There are also verses each day in this study that are there to help support the basic idea, and today’s verse – found in Galatians 6:3 – seems to exist to remind us that we really aren’t all that and a bag of chips.
Check it out:
3For if any person thinks himself to be somebody [too important to condescend to shoulder another's load] when he is nobody [of superiority except in his own estimation], he deceives and deludes and cheats himself.
That’s in the Amplified version. I also liked the New Living Translation:
If you think you are too important to help someone, you are only fooling yourself. You are not that important.
Ouch.
This gets back to biblical servant-hood. You know, that thing we are called to as heirs to the Kingdom of God.
I don’t know about you, but serving my friends isn’t all that challenging. Serving the church, yeah I can do that (after all, it is in my job description). But serving those that I don’t really like? Not so easy. Serving those that have hurt me? Even harder.
But right there in Galatians God is telling me that I’m cheating myself when I find it beneath me to serve someone. I’m deluding myself to think that I’m somehow better than they are.

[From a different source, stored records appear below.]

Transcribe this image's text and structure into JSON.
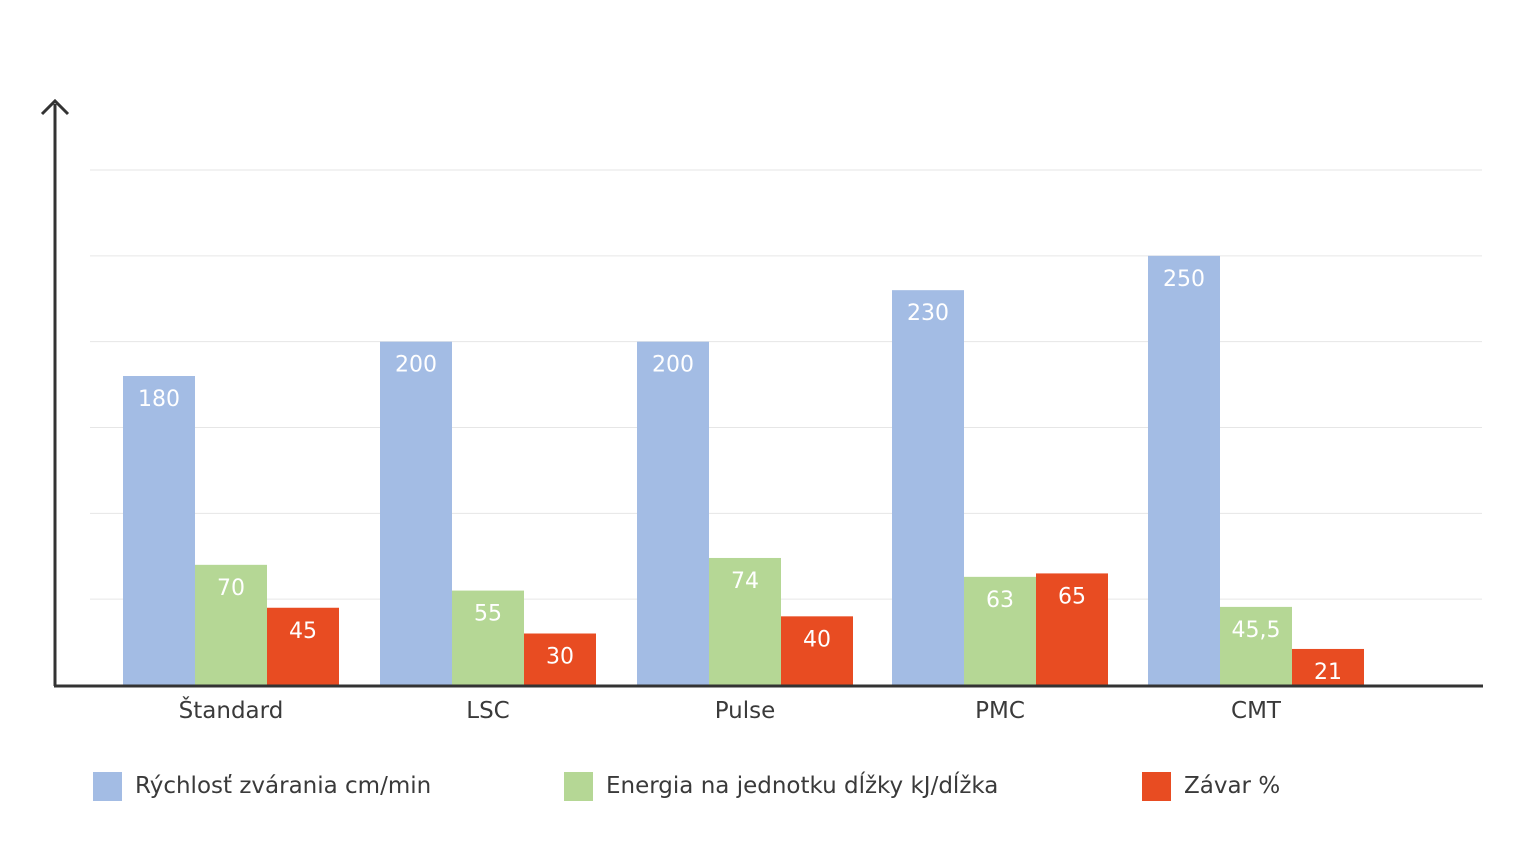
{
  "chart_data": {
    "type": "bar",
    "categories": [
      "Štandard",
      "LSC",
      "Pulse",
      "PMC",
      "CMT"
    ],
    "series": [
      {
        "name": "Rýchlosť zvárania cm/min",
        "values": [
          180,
          200,
          200,
          230,
          250
        ],
        "labels": [
          "180",
          "200",
          "200",
          "230",
          "250"
        ],
        "color": "#a3bce4",
        "label_color": "#ffffff"
      },
      {
        "name": "Energia na jednotku dĺžky kJ/dĺžka",
        "values": [
          70,
          55,
          74,
          63,
          45.5
        ],
        "labels": [
          "70",
          "55",
          "74",
          "63",
          "45,5"
        ],
        "color": "#b5d795",
        "label_color": "#ffffff"
      },
      {
        "name": "Závar %",
        "values": [
          45,
          30,
          40,
          65,
          21
        ],
        "labels": [
          "45",
          "30",
          "40",
          "65",
          "21"
        ],
        "color": "#e84c22",
        "label_color": "#ffffff"
      }
    ],
    "ylim": [
      0,
      300
    ],
    "grid": true,
    "legend": "bottom",
    "axis_color": "#333333",
    "grid_color": "#e6e6e6"
  }
}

I’m just not that important.
To myself, of course, I can often times think “I don’t need to do that,” but if I follow through on that thought I’m not following God. I’m setting myself up as my very own idol on my very own pedestal… and I’m going against God.
I don’t want to go against God, because I know who will win every single time… and it ain’t me.
But I also have to fight that battle against my own flesh that wants to do things my own way and doesn’t want to have to fold the laundry or clean the toilets or pick up trash in the auditorium or set up and tear down the sound system twice each week. But I have also seen the blessings that come from doing each of those things – my family has clothes to wear, I’m not embarrassed when someone uses my toilet, the auditorium looks better when everyone else gets there, and relationships and camaraderie are built when I humble myself enough to serve others.
And you know what? I actually like to set up the sound system.
But I’m still scared to crawl under that stage to get the snake out. Can I pass on just that one?